Papier, violette, filante

Sixième papier

*

Le soleil a déjà entamé sa descente quand je déchire mon jean sur les morceaux de verre qui saillent. Merde. Encore un. Heureusement ma cuisse est restée intacte. C’est elle qui va prendre, un jour. Cette porte-fenêtre en ruine fait le guet depuis toujours, mais je continue de m’y accrocher chaque fois que je me glisse entre ses étaux de fer. Il n’y a pas d’autre entrée, il faut dire ; tout le monde passe par là. Et personne ne s’est décidé à dégonder la porte, ou à enlever le verre, au moins. Moi non plus d’ailleurs. Alors on essaie juste de faire attention, même si ça laisse à désirer.

Nul ne sait depuis quand cette maison est abandonnée, ni depuis combien de temps les gens y passent. On dit qu’un beau jour les propriétaires sont partis en voyage, et ne sont jamais revenus. La mairie a envoyé plusieurs courriers pour les prévenir qu’elle ne pourrait pas veiller sur leurs affaires éternellement, mais il n’y a jamais eu de réponse. Quelqu’un a forcé la porte quelques semaines plus tard pour aller se servir : à partir de là, plus personne ne s’est gêné. Il paraît qu’il y avait plein de beaux meubles, de la vaisselle, un piano… Mais c’était il y a longtemps, ça fait des années que l’endroit est complètement vide. Maintenant les restes de riches tapisseries côtoient les tags, et l’image qui en ressort, même si elle surprend, dégage un éclat certain.

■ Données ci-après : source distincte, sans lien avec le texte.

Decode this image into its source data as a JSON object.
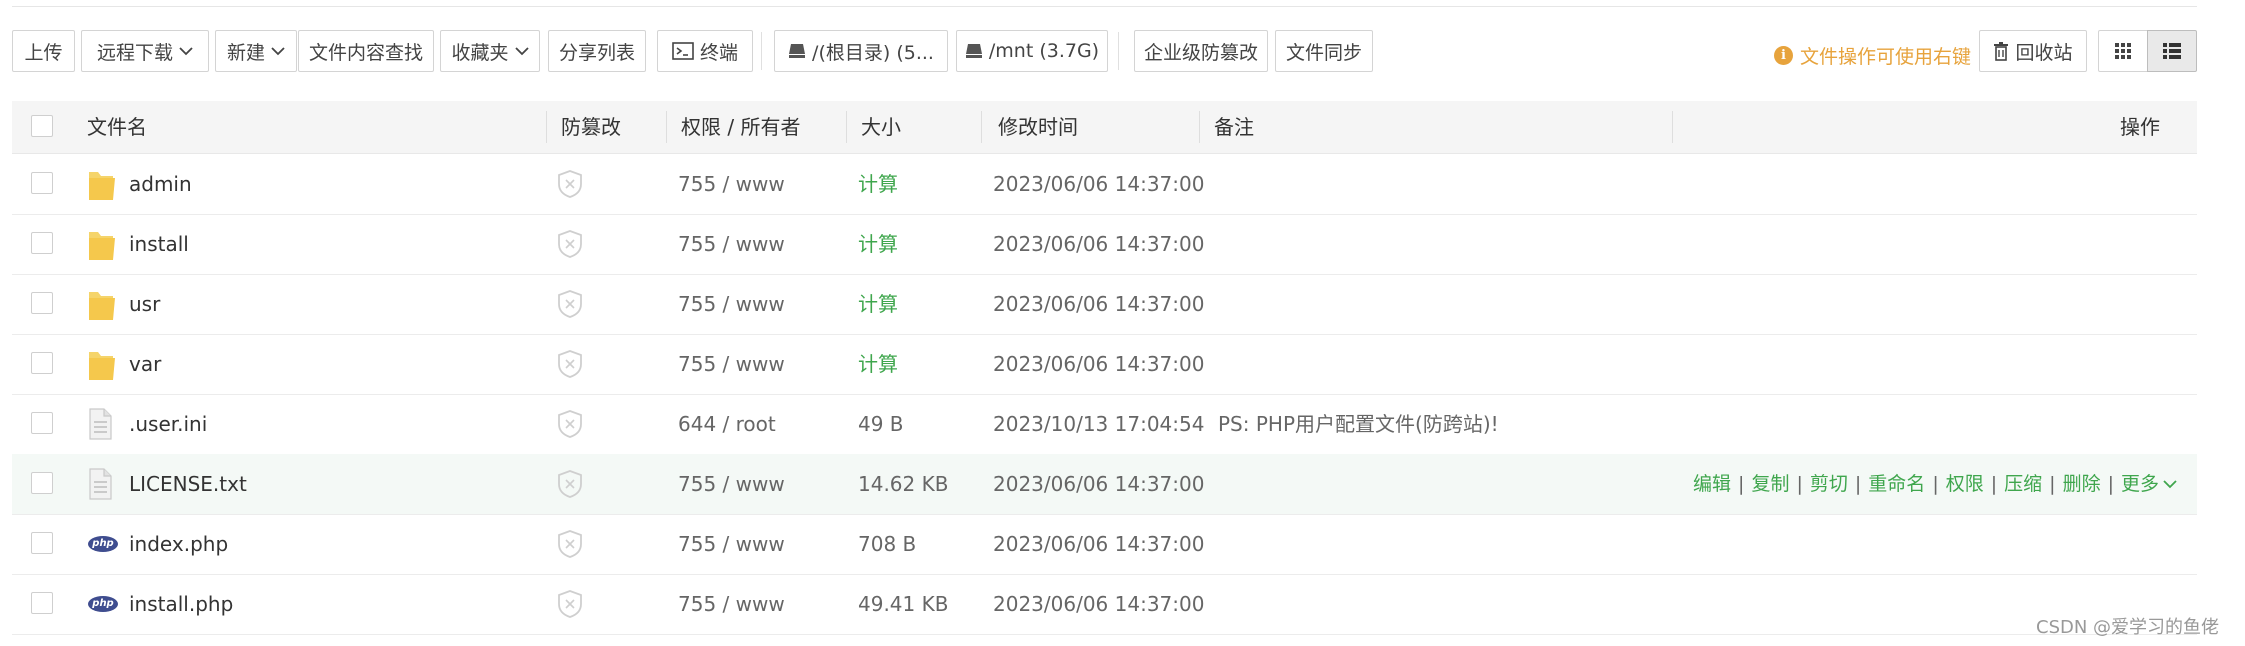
{
  "toolbar": {
    "upload": "上传",
    "remote_download": "远程下载",
    "new": "新建",
    "content_search": "文件内容查找",
    "favorites": "收藏夹",
    "share_list": "分享列表",
    "terminal": "终端",
    "disk_root": "/(根目录) (5...",
    "disk_mnt": "/mnt (3.7G)",
    "tamper_proof": "企业级防篡改",
    "file_sync": "文件同步",
    "tip": "文件操作可使用右键",
    "recycle_bin": "回收站"
  },
  "table": {
    "headers": {
      "name": "文件名",
      "tamper": "防篡改",
      "perm": "权限 / 所有者",
      "size": "大小",
      "mtime": "修改时间",
      "note": "备注",
      "actions": "操作"
    },
    "rows": [
      {
        "type": "folder",
        "name": "admin",
        "perm": "755 / www",
        "size": "计算",
        "mtime": "2023/06/06 14:37:00",
        "note": ""
      },
      {
        "type": "folder",
        "name": "install",
        "perm": "755 / www",
        "size": "计算",
        "mtime": "2023/06/06 14:37:00",
        "note": ""
      },
      {
        "type": "folder",
        "name": "usr",
        "perm": "755 / www",
        "size": "计算",
        "mtime": "2023/06/06 14:37:00",
        "note": ""
      },
      {
        "type": "folder",
        "name": "var",
        "perm": "755 / www",
        "size": "计算",
        "mtime": "2023/06/06 14:37:00",
        "note": ""
      },
      {
        "type": "file",
        "name": ".user.ini",
        "perm": "644 / root",
        "size": "49 B",
        "mtime": "2023/10/13 17:04:54",
        "note": "PS: PHP用户配置文件(防跨站)!"
      },
      {
        "type": "file",
        "name": "LICENSE.txt",
        "perm": "755 / www",
        "size": "14.62 KB",
        "mtime": "2023/06/06 14:37:00",
        "note": ""
      },
      {
        "type": "php",
        "name": "index.php",
        "perm": "755 / www",
        "size": "708 B",
        "mtime": "2023/06/06 14:37:00",
        "note": ""
      },
      {
        "type": "php",
        "name": "install.php",
        "perm": "755 / www",
        "size": "49.41 KB",
        "mtime": "2023/06/06 14:37:00",
        "note": ""
      }
    ],
    "row_actions": [
      "编辑",
      "复制",
      "剪切",
      "重命名",
      "权限",
      "压缩",
      "删除",
      "更多"
    ]
  },
  "php_badge": "php",
  "watermark": "CSDN @爱学习的鱼佬",
  "colors": {
    "accent_green": "#3fa64d",
    "tip_orange": "#e7a33c",
    "folder_yellow": "#f5c84c",
    "php_blue": "#3f4d8f"
  }
}
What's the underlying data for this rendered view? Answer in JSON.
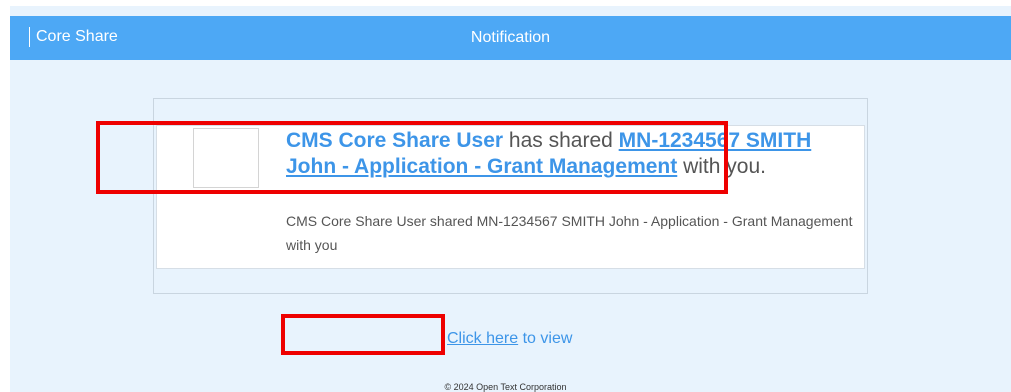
{
  "header": {
    "brand": "Core Share",
    "title": "Notification"
  },
  "notification": {
    "actor": "CMS Core Share User",
    "verb": "has shared",
    "document": "MN-1234567 SMITH John - Application - Grant Management",
    "suffix": "with you.",
    "description": "CMS Core Share User shared MN-1234567 SMITH John - Application - Grant Management with you"
  },
  "view": {
    "link_label": "Click here",
    "suffix": "to view"
  },
  "footer": {
    "copyright": "© 2024 Open Text Corporation"
  },
  "colors": {
    "header_bg": "#4da8f5",
    "page_bg": "#e8f3fd",
    "link": "#3d95e8",
    "annotation": "#ee0000"
  }
}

On peut distinguer sur le vieux plancher, çà et là, quelques traces d’anciens feux de camp.

Les gens ne squattent plus trop ici : il y a un bâtiment plus récent et plus proche de la ville qui a été abandonné il y a peu. En fait, à part moi, je ne sais pas s’il y a encore beaucoup de passage. Tant mieux, au moins la maison est entièrement mienne. Et puisqu’il n’y a personne, je ne vais pas me gêner et augmenter le volume de la musique au maximum pour qu’elle emplisse toutes les pièces. Je n’aime pas tellement le silence. La mélodie me remplit l’esprit et m’incite à toujours m’occuper, à ne pas rester sans rien faire. Ce n’est pas bon pour moi, sinon. Et puis tout semble plus intense avec de la musique, comme dans un film. Chaque chose paraît plus importante. On dirait que tout a un sens, que tout conduit quelque part. On ne sait jamais vers où, mais on sait pour sûr qu’il y aura une fin. C’est rassurant. Ordonné. Je danse, aussi, pour ne faire qu’un avec les vibrations, pour me défouler, sortir ce qu’il y a en moi jusqu’à n’avoir plus rien à recracher.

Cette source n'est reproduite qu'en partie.